For this maneuver you need more altitude, so first climb to 7000 feet (and, for practice purposes, save your mode when you get there).

  1. From straight and level (minimum 4000 feet AGL), apply full down elevator.
  2. Wait for the airspeed indicator to pin at maximum.
  3. Smoothly apply up elevator until the indicator is at about its three-quarter position.
  4. When you see only sky, apply full throttle.
  5. Take a side view until you are nearly inverted.
  6. Switch to a front view.
  7. When you see earth or lake only (you're then on the downside of the loop), cut throttle completely.
  8. When you see horizon again, return your elevator to neutral and your throttle to its normal cruise setting.

As you try to get the hang of this, analyze what you're doing and why.

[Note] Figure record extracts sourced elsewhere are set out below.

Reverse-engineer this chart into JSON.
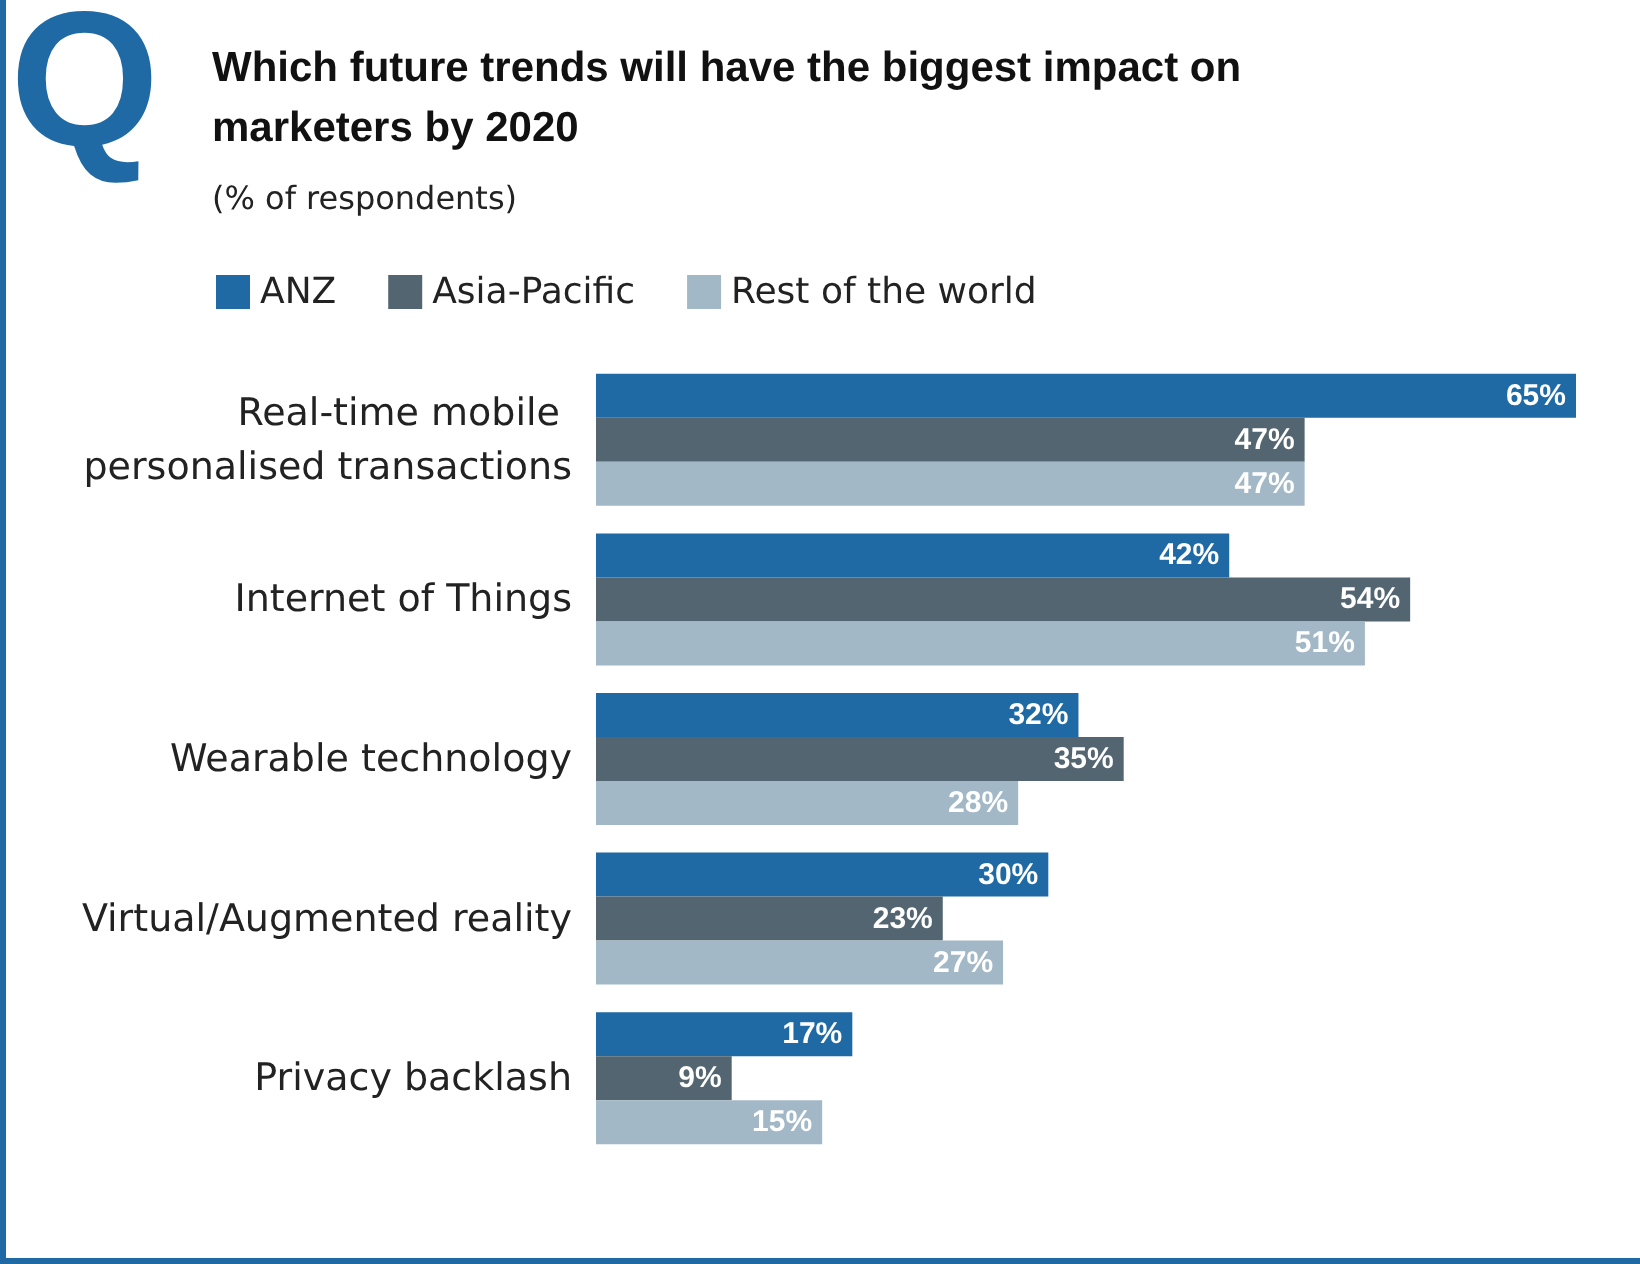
{
  "chart_data": {
    "type": "bar",
    "orientation": "horizontal",
    "title": "Which future trends will have the biggest impact on marketers by 2020",
    "subtitle": "(% of respondents)",
    "annotations": [
      "Q"
    ],
    "categories": [
      "Real-time mobile personalised transactions",
      "Internet of Things",
      "Wearable technology",
      "Virtual/Augmented reality",
      "Privacy backlash"
    ],
    "series": [
      {
        "name": "ANZ",
        "color": "#1f6aa5",
        "values": [
          65,
          42,
          32,
          30,
          17
        ],
        "value_labels": [
          "65%",
          "42%",
          "32%",
          "30%",
          "17%"
        ]
      },
      {
        "name": "Asia-Pacific",
        "color": "#536570",
        "values": [
          47,
          54,
          35,
          23,
          9
        ],
        "value_labels": [
          "47%",
          "54%",
          "35%",
          "23%",
          "9%"
        ]
      },
      {
        "name": "Rest of the world",
        "color": "#a3b8c6",
        "values": [
          47,
          51,
          28,
          27,
          15
        ],
        "value_labels": [
          "47%",
          "51%",
          "28%",
          "27%",
          "15%"
        ]
      }
    ],
    "legend": "top left"
  }
}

First, you need all the speed you can muster to climb up steeply and turn over on your back. That's why you dive first—to pick up the speed.

You want a nice round loop. Don't rush your up elevator; apply it smartly and smoothly, but not abruptly.

As your airplane's angle of attack increases to the point where you're climbing so steeply that all you see out front is sky, you push the throttle to the wall, because you need all the power you can get to continue to climb.

You take a side view next, because that's the only place where you can get a clue as to your relationship to the earth; the blue sky gives you none. When you can see you're almost upside down, you know you're just about at the top of the loop, and you'll shortly be descending. You look out front again, and watch for the ground to fill your windshield. Then you know you're on the downside of the loop, so you cut your power completely, because the airplane will pick up plenty of speed without any assistance from the engine.

Then, when you see some horizon again, you're back to a more or less normal condition, so you normalize your controls and make whatever adjustments are needed to resume straight-and-level flight.

(If you have an unfortunate contact with something other than air when you first attempt the loop, don't be discouraged. Try again with some altitude to spare, say at 5000 feet AGL—that means an altimeter reading of 8000 feet here over Flathead Lake—until you get the hang of it. It takes some practice, as does anything worth doing.)

It should be mentioned that the procedure described for looping the simulated Cessna and Piper is not very realistic. The entry speed required (from the initial dive) is higher than that in an actual aircraft. Theoretically, an extra 30 percent of speed should normally be enough to execute the loop (see the book Roll Around a Point by champion exhibition pilot Duane Cole), but no way will our Cessna or Piper climb and turn over on its back starting with that entry speed (at least in my experience). Therefore, we need a lot of altitude, because we lose a lot of it diving for speed.


Now that we're up here, and we're into loops, here's another stunt for your repertoire. It involves simply a half-loop and a half-roll, and is called “The Immelman,” after World War I German ace Max Immelman (though there's some argument as to whether he ever executed the maneuver, at least in a dogfight).

To do it, do a half-roll at the top of your loop, a hair before you're inverted (checking this with a side view, as in the full loop, but quickly switching to a front view so you can control the rollout). This is a very advanced maneuver, and when I get really expert at it I'll let you know.

Practice any or all of the foregoing stunts to—as the expression goes—your heart's content. Then follow a generally northerly direction back up the lake—hugging the west shore—to Kalispell Airport and your landing on Runway 13. If you need to, you can pick up a radial to fly toward Kalispell OMNI, frequency 108.4. But as you can see on your chart, the airport is about eight miles southwest of the station, and a big bend of the Missouri River points straight at it. Your best bet is to use your eyes, and remember the airport elevation: 2933 feet.